Творческие претензии Украинки к поэзии Федьковича можно сформулировать коротко — "Шевченка начитался": "Влияние поэзии Шевченко на Федьковича было роковым: эта сильная поэзия слишком поразила еще не окрепшего буковинского поэта; чем более Федькович увлекался Шевченко, тем более терял свою оригинальность и, наконец, совершенно подчинился ему, а если порой освобождался, то только для подражаний галицким "боянам", что, конечно, было совсем не лучше. Сонеты Федьковича похожи на плохие подражания Мицкевичу, а в поэмах чувствуется влияние второстепенных немецких романистов. Что же касается сложных сюжетов и философских тем, то для них необходима была большая степень культурного развития, чем какою обладал Федькович, получивший в молодости незначительное образование…"

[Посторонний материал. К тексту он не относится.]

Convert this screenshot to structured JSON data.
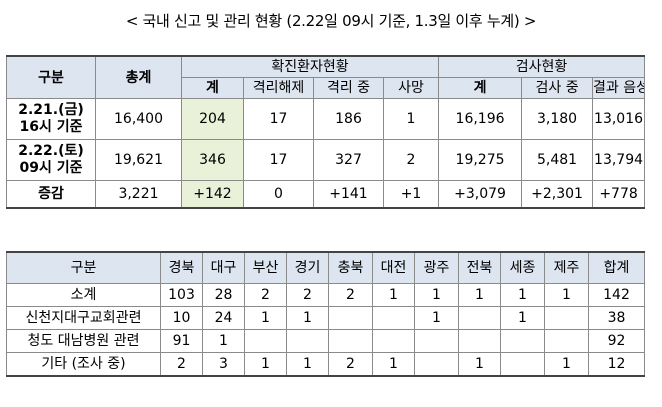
{
  "title": "< 국내 신고 및 관리 현황 (2.22일 09시 기준, 1.3일 이후 누계) >",
  "table1": {
    "h_group": "구분",
    "h_total": "총계",
    "h_confirmed": "확진환자현황",
    "h_tests": "검사현황",
    "sub": [
      "계",
      "격리해제",
      "격리 중",
      "사망",
      "계",
      "검사 중",
      "결과 음성"
    ],
    "rows": [
      {
        "label1": "2.21.(금)",
        "label2": "16시 기준",
        "vals": [
          "16,400",
          "204",
          "17",
          "186",
          "1",
          "16,196",
          "3,180",
          "13,016"
        ]
      },
      {
        "label1": "2.22.(토)",
        "label2": "09시 기준",
        "vals": [
          "19,621",
          "346",
          "17",
          "327",
          "2",
          "19,275",
          "5,481",
          "13,794"
        ]
      },
      {
        "label1": "증감",
        "label2": "",
        "vals": [
          "3,221",
          "+142",
          "0",
          "+141",
          "+1",
          "+3,079",
          "+2,301",
          "+778"
        ]
      }
    ]
  },
  "table2": {
    "header": [
      "구분",
      "경북",
      "대구",
      "부산",
      "경기",
      "충북",
      "대전",
      "광주",
      "전북",
      "세종",
      "제주",
      "합계"
    ],
    "rows": [
      [
        "소계",
        "103",
        "28",
        "2",
        "2",
        "2",
        "1",
        "1",
        "1",
        "1",
        "1",
        "142"
      ],
      [
        "신천지대구교회관련",
        "10",
        "24",
        "1",
        "1",
        "",
        "",
        "1",
        "",
        "1",
        "",
        "38"
      ],
      [
        "청도 대남병원 관련",
        "91",
        "1",
        "",
        "",
        "",
        "",
        "",
        "",
        "",
        "",
        "92"
      ],
      [
        "기타 (조사 중)",
        "2",
        "3",
        "1",
        "1",
        "2",
        "1",
        "",
        "1",
        "",
        "1",
        "12"
      ]
    ]
  }
}
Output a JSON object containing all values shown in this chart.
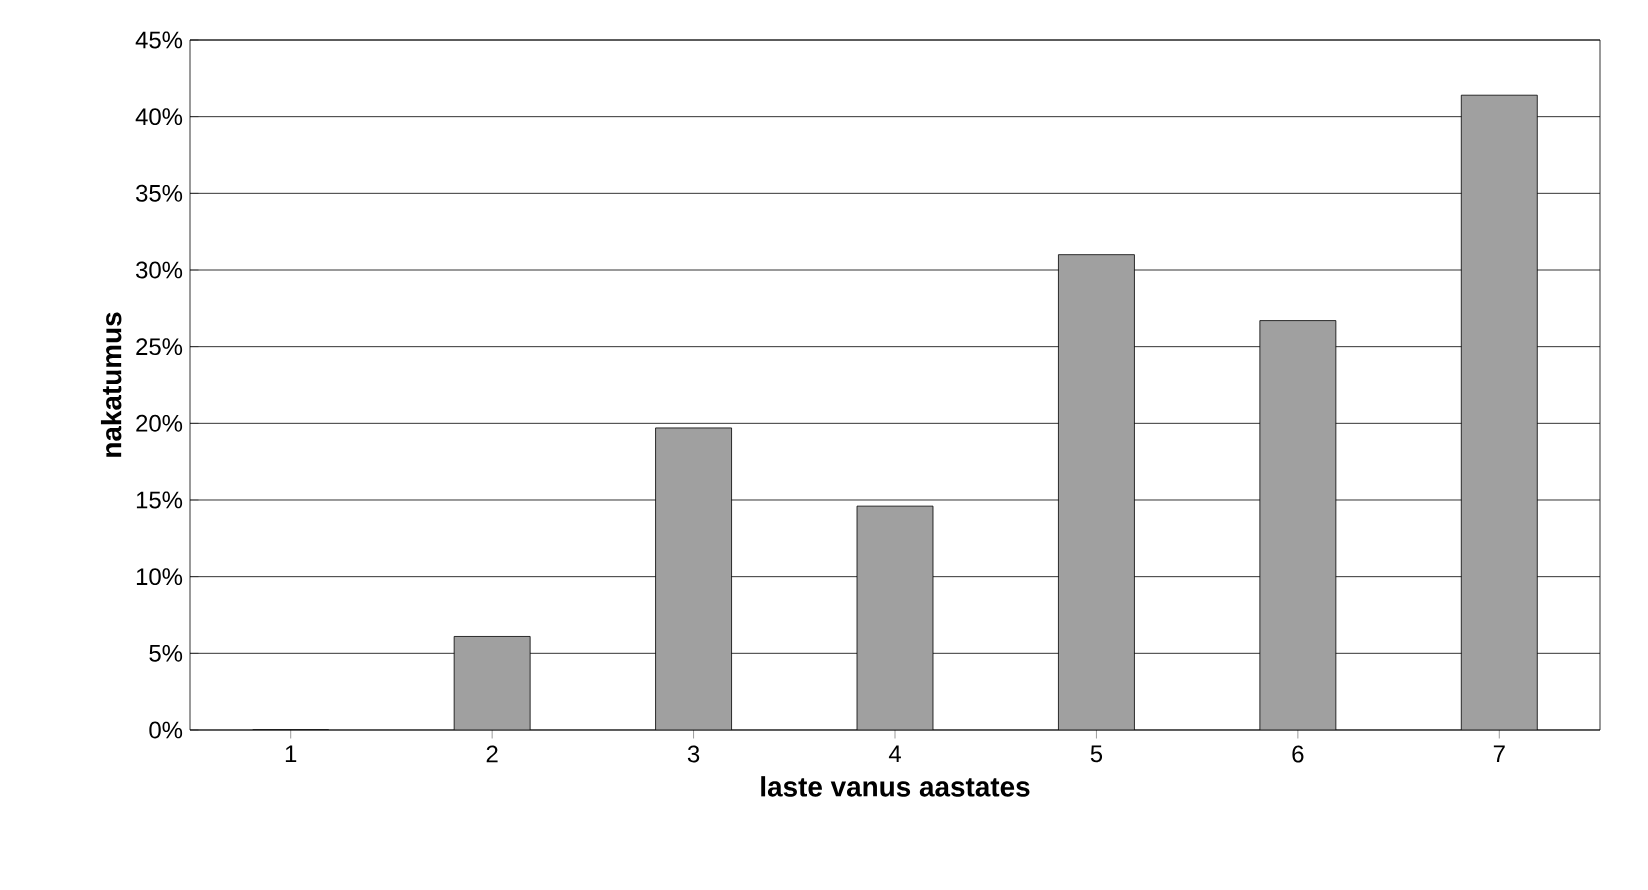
{
  "chart_data": {
    "type": "bar",
    "xlabel": "laste vanus aastates",
    "ylabel": "nakatumus",
    "categories": [
      "1",
      "2",
      "3",
      "4",
      "5",
      "6",
      "7"
    ],
    "values": [
      0,
      6.1,
      19.7,
      14.6,
      31.0,
      26.7,
      41.4
    ],
    "color": "#a0a0a0",
    "ylim": [
      0,
      45
    ],
    "yticks": [
      {
        "value": 0,
        "label": "0%"
      },
      {
        "value": 5,
        "label": "5%"
      },
      {
        "value": 10,
        "label": "10%"
      },
      {
        "value": 15,
        "label": "15%"
      },
      {
        "value": 20,
        "label": "20%"
      },
      {
        "value": 25,
        "label": "25%"
      },
      {
        "value": 30,
        "label": "30%"
      },
      {
        "value": 35,
        "label": "35%"
      },
      {
        "value": 40,
        "label": "40%"
      },
      {
        "value": 45,
        "label": "45%"
      }
    ],
    "grid": "y"
  }
}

Что же остается от выдающегося поэта? Немного: "Поэтического таланта Федьковича хватало на воспроизведение непосредственных впечатлений жизни в безыскусственной форме; стиль народной песни лучше всего давался ему, но едва поэт переходил к отвлеченным темам или сложным сюжетам, пытался усвоить себе форму сонета и книжный стиль, как получались произведения безжизненные, мало чем лучше произведений… других галицких поэтов того времени, из которых ни один не возвышался над посредственностью".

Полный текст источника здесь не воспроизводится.